J. D. Vance

Hillbilly-Elegie

Die Geschichte meiner Familie und einer Gesellschaft in der Krise
Cover: Hillbilly-Elegie
Ullstein Verlag, Berlin 2017
ISBN 9783550050084
Gebunden, 304 Seiten, 22,00 EUR

Klappentext

Aus dem Englischen von Gregor Hens. Seine Großeltern versuchten, mit Fleiß und Mobilität der Armut zu entkommen und sich in der Mitte der Gesellschaft zu etablieren. Doch letztlich war alles vergeblich. J. D. Vance erzählt die Geschichte seiner Familie - eine Geschichte vom gescheiterten Aufstieg und von der Resignation einer ganzen Bevölkerungssschicht. Sein Buch bewegte Millionen von Lesern in den USA und erklärt nicht zuletzt den Wahltriumph eines Donald Trump.

Rezensionsnotiz zu Die Welt, 15.04.2017

Rezensentin Mara Delius hat J. D. Vance' im amerikanischen Original bereits vor einem Jahr erschienene "Hillbilly Elegie" nicht ohne Anteilnahme gelesen.
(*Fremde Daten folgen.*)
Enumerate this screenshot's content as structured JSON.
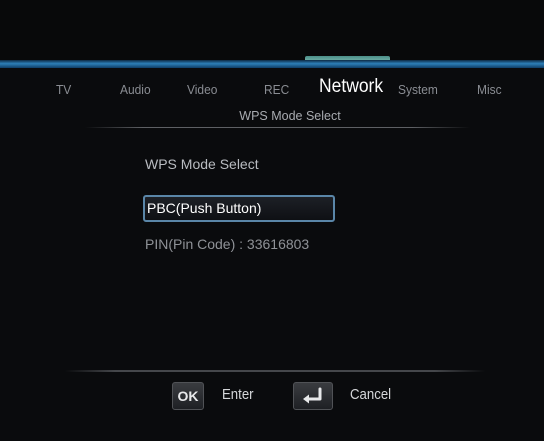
{
  "tabs": [
    {
      "label": "TV"
    },
    {
      "label": "Audio"
    },
    {
      "label": "Video"
    },
    {
      "label": "REC"
    },
    {
      "label": "Network",
      "active": true
    },
    {
      "label": "System"
    },
    {
      "label": "Misc"
    }
  ],
  "page": {
    "subtitle": "WPS Mode Select",
    "section_label": "WPS Mode Select"
  },
  "options": {
    "pbc": "PBC(Push Button)",
    "pin": "PIN(Pin Code) : 33616803"
  },
  "footer": {
    "ok_key": "OK",
    "enter_label": "Enter",
    "back_key_icon": "return-arrow-icon",
    "cancel_label": "Cancel"
  },
  "colors": {
    "accent_blue": "#2d7fb8",
    "highlight_teal": "#6fb0a8",
    "selection_border": "#5a86a8"
  }
}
Der 33-jährige Investor, der in der Unterschicht von Ohio aufgewachsen ist, erzählt ihr hier seine Familiengeschichte zwischen "chaotischer Arbeitslosigkeit, alkoholisierter Armut und aggressiver Verzweiflung", verzichtet dabei glücklicherweise auf Pathos und jegliche Klischees und liefert stattdessen ein vielschichtiges "Psychogramm" jener Abgehängten, die in ihrer Frustration feststecken, so Delius. Wie Vance in dieser Mischung aus Memoir, Kulturgeschichte und "erzählendem Sachbuch" mit "offenem" Blick von den kulturellen, religiösen und familiären Eindrücken schreibt - ohne dabei zu politisieren -, hat die Kritikerin beeindruckt.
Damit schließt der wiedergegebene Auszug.